The controversy has further expanded into a debate over technology investment and innovation within the lottery industry.

Defenders of KGL reject suggestions that access to a dedicated USSD platform automatically guarantees commercial success.

They point to previous attempts by the NLA and its collaborators to digitalise lottery operations through mobile-based platforms that ultimately failed to achieve sustainable growth.

Historical records cited by KGL supporters indicate that the NLA’s Mobile 5/90 initiative generated relatively modest revenues between 2015 and 2017 before operations were eventually discontinued.

Similarly, mobile lottery projects operated through the *890# short code reportedly recorded low revenue performance before being terminated, reinforcing claims that success in the digital lottery space requires significant investment, technical expertise and sustained innovation.

Industry analysts argue that these previous failures underscore the scale of investment required to build a successful digital lottery platform capable of handling millions of transactions while maintaining security and reliability.

According to advocates of KGL’s model, the company has invested heavily in information technology infrastructure, cybersecurity systems, software integration and telecommunications partnerships, expenditures that reportedly run into hundreds of millions of dollars.
They argue that maintaining digital platforms, protecting systems from cyber threats, upgrading technology to align with evolving telecommunications standards and ensuring uninterrupted service delivery involve substantial operational costs that are not always visible to the public.

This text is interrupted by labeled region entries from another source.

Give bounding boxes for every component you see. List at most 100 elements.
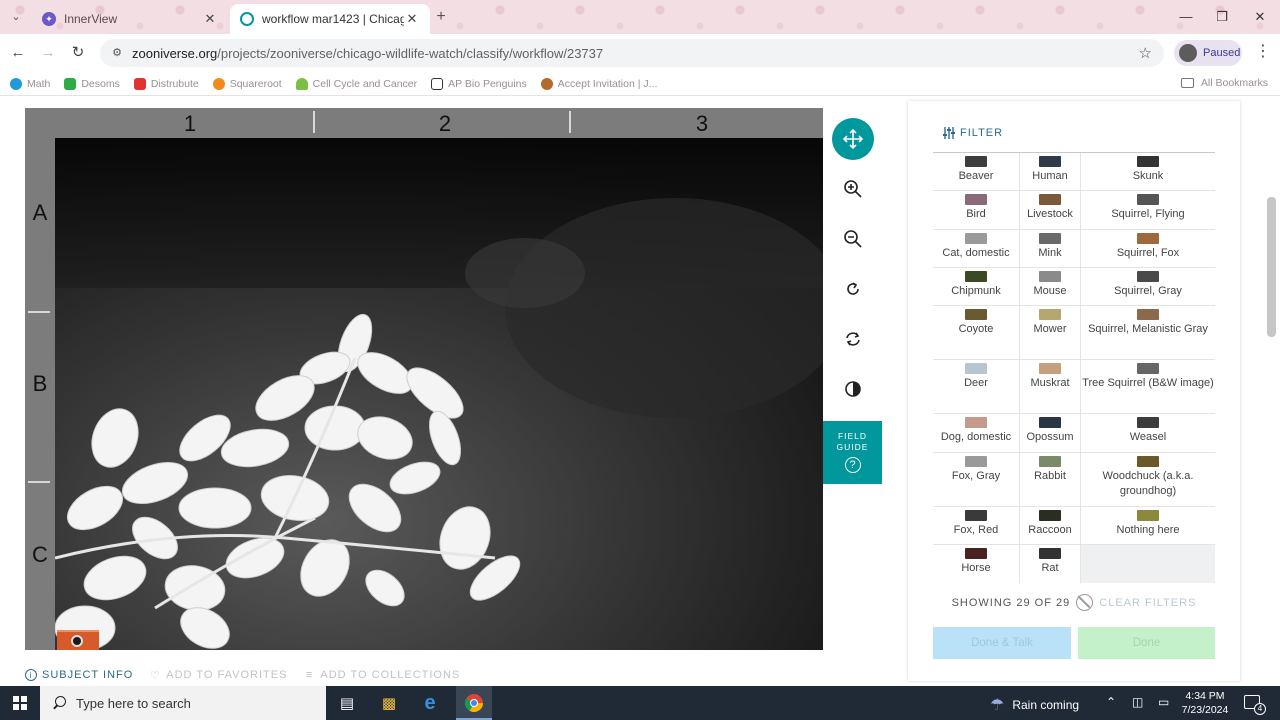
choice-weasel[interactable]: Weasel <box>1080 414 1215 452</box>
bookmark-distrubute[interactable]: Distrubute <box>133 77 199 90</box>
forward-arrow-icon[interactable]: → <box>38 43 58 63</box>
tray-chevron-icon[interactable]: ⌃ <box>1106 695 1116 709</box>
choice-rat[interactable]: Rat <box>1019 545 1080 583</box>
windows-taskbar: Type here to search ▤ ▩ e ☂ Rain coming … <box>0 686 1280 720</box>
choice-human[interactable]: Human <box>1019 153 1080 190</box>
clock-time: 4:34 PM <box>1185 690 1225 702</box>
done-button[interactable]: Done <box>1078 627 1215 659</box>
subject-info-button[interactable]: i SUBJECT INFO <box>25 669 133 681</box>
zoom-in-button[interactable] <box>832 168 874 210</box>
close-tab-icon[interactable]: ✕ <box>404 11 420 27</box>
close-tab-icon[interactable]: ✕ <box>202 11 218 27</box>
invert-button[interactable] <box>832 368 874 410</box>
choice-nothing-here[interactable]: Nothing here <box>1080 507 1215 544</box>
filter-button[interactable]: FILTER <box>942 126 1003 140</box>
choice-squirrel-melanistic-gray[interactable]: Squirrel, Melanistic Gray <box>1080 306 1215 359</box>
task-view-icon[interactable]: ▤ <box>335 691 359 715</box>
choice-woodchuck[interactable]: Woodchuck (a.k.a. groundhog) <box>1080 453 1215 506</box>
bookmark-accept-invitation[interactable]: Accept Invitation | J... <box>540 77 657 90</box>
bookmark-desoms[interactable]: Desoms <box>64 77 120 90</box>
weather-widget[interactable]: ☂ Rain coming <box>990 695 1079 715</box>
choice-mouse[interactable]: Mouse <box>1019 268 1080 305</box>
page-scrollbar-thumb[interactable] <box>1267 197 1276 337</box>
choice-opossum[interactable]: Opossum <box>1019 414 1080 452</box>
folder-icon <box>1180 78 1194 88</box>
choice-livestock[interactable]: Livestock <box>1019 191 1080 229</box>
heart-icon: ♡ <box>149 669 161 682</box>
zoom-out-button[interactable] <box>832 218 874 260</box>
bookmark-star-icon[interactable]: ☆ <box>1139 44 1152 62</box>
bookmark-label: Distrubute <box>150 77 199 90</box>
choice-fox-gray[interactable]: Fox, Gray <box>933 453 1019 506</box>
choice-thumbnail <box>1039 363 1061 374</box>
browser-menu-icon[interactable]: ⋮ <box>1255 44 1271 60</box>
new-tab-plus-icon[interactable]: + <box>432 8 450 26</box>
choice-mink[interactable]: Mink <box>1019 230 1080 267</box>
choice-label: Cat, domestic <box>942 247 1010 259</box>
choice-squirrel-fox[interactable]: Squirrel, Fox <box>1080 230 1215 267</box>
choice-chipmunk[interactable]: Chipmunk <box>933 268 1019 305</box>
choice-skunk[interactable]: Skunk <box>1080 153 1215 190</box>
choice-label: Raccoon <box>1028 524 1072 536</box>
address-bar[interactable]: ⚙ zooniverse.org/projects/zooniverse/chi… <box>100 39 1164 67</box>
choice-horse[interactable]: Horse <box>933 545 1019 583</box>
clear-filters-icon[interactable] <box>1076 594 1094 611</box>
bookmark-squareroot[interactable]: Squareroot <box>212 77 282 90</box>
bookmark-ap-bio[interactable]: AP Bio Penguins <box>431 77 527 90</box>
filter-label: FILTER <box>960 127 1004 139</box>
network-icon[interactable]: ◫ <box>1132 695 1143 709</box>
notification-center-icon[interactable]: 4 <box>1244 695 1266 715</box>
close-window-icon[interactable]: ✕ <box>1250 8 1270 26</box>
choice-bird[interactable]: Bird <box>933 191 1019 229</box>
bookmark-math[interactable]: Math <box>10 77 50 90</box>
all-bookmarks[interactable]: All Bookmarks <box>1180 77 1268 89</box>
choice-fox-red[interactable]: Fox, Red <box>933 507 1019 544</box>
display-icon[interactable]: ▭ <box>1158 695 1169 709</box>
reload-icon[interactable]: ↻ <box>68 43 88 63</box>
choice-squirrel-gray[interactable]: Squirrel, Gray <box>1080 268 1215 305</box>
field-guide-button[interactable]: FIELD GUIDE ? <box>823 421 882 484</box>
done-and-talk-button[interactable]: Done & Talk <box>933 627 1071 659</box>
tab-title: workflow mar1423 | Chicago W <box>262 12 404 26</box>
cell-cycle-bookmark-icon <box>295 77 308 90</box>
choice-deer[interactable]: Deer <box>933 360 1019 413</box>
chrome-taskbar-button[interactable] <box>456 686 492 720</box>
choice-mower[interactable]: Mower <box>1019 306 1080 359</box>
clear-filters-link[interactable]: CLEAR FILTERS <box>1099 597 1196 609</box>
search-placeholder: Type here to search <box>76 695 191 711</box>
back-arrow-icon[interactable]: ← <box>8 43 28 63</box>
url-text: zooniverse.org/projects/zooniverse/chica… <box>132 45 604 61</box>
edge-browser-icon[interactable]: e <box>418 691 442 715</box>
choice-squirrel-flying[interactable]: Squirrel, Flying <box>1080 191 1215 229</box>
camera-trap-image[interactable] <box>55 138 823 650</box>
site-info-icon[interactable]: ⚙ <box>110 46 124 60</box>
filter-status: SHOWING 29 OF 29 CLEAR FILTERS <box>933 594 1215 611</box>
choice-rabbit[interactable]: Rabbit <box>1019 453 1080 506</box>
profile-status: Paused <box>1203 47 1241 59</box>
bookmark-cell-cycle[interactable]: Cell Cycle and Cancer <box>295 77 417 90</box>
add-to-favorites-button[interactable]: ♡ ADD TO FAVORITES <box>149 669 287 682</box>
profile-paused-button[interactable]: Paused <box>1174 40 1242 66</box>
choice-cat-domestic[interactable]: Cat, domestic <box>933 230 1019 267</box>
choice-raccoon[interactable]: Raccoon <box>1019 507 1080 544</box>
choice-coyote[interactable]: Coyote <box>933 306 1019 359</box>
choice-tree-squirrel-bw[interactable]: Tree Squirrel (B&W image) <box>1080 360 1215 413</box>
choice-thumbnail <box>1137 194 1159 205</box>
maximize-icon[interactable]: ❐ <box>1212 8 1232 26</box>
weather-text: Rain coming <box>1012 698 1080 712</box>
windows-start-icon[interactable] <box>13 696 27 710</box>
choice-beaver[interactable]: Beaver <box>933 153 1019 190</box>
rotate-button[interactable] <box>832 268 874 310</box>
tab-zooniverse[interactable]: workflow mar1423 | Chicago W ✕ <box>230 4 430 34</box>
tab-innerview[interactable]: ✦ InnerView ✕ <box>32 4 228 34</box>
tab-search-chevron-icon[interactable]: ⌄ <box>8 9 24 25</box>
reset-button[interactable] <box>832 318 874 360</box>
minimize-icon[interactable]: — <box>1176 8 1196 26</box>
choice-dog-domestic[interactable]: Dog, domestic <box>933 414 1019 452</box>
file-explorer-icon[interactable]: ▩ <box>377 691 401 715</box>
system-clock[interactable]: 4:34 PM 7/23/2024 <box>1180 689 1230 717</box>
taskbar-search-box[interactable]: Type here to search <box>40 686 326 720</box>
add-to-collections-button[interactable]: ≡ ADD TO COLLECTIONS <box>303 669 460 681</box>
move-tool-button[interactable] <box>832 118 874 160</box>
choice-muskrat[interactable]: Muskrat <box>1019 360 1080 413</box>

The company is also credited with assuming responsibility for paying lottery winners, financing extensive marketing campaigns and undertaking corporate social responsibility programmes without direct financial exposure to the National Lottery Authority.

Beyond its statutory payments to the NLA, KGL is said to contribute an additional GH¢3 million annually to the NLA Stabilisation Fund, which was established to support Lotto Marketing Companies operating through retail kiosks across the country.

The company is also reported to provide GH¢2 million annually to support the NLA Good Causes Foundation, which funds various social intervention programmes.
Supporters of KGL argue that these additional contributions demonstrate a broader commitment to sustaining the lottery ecosystem beyond direct revenue payments.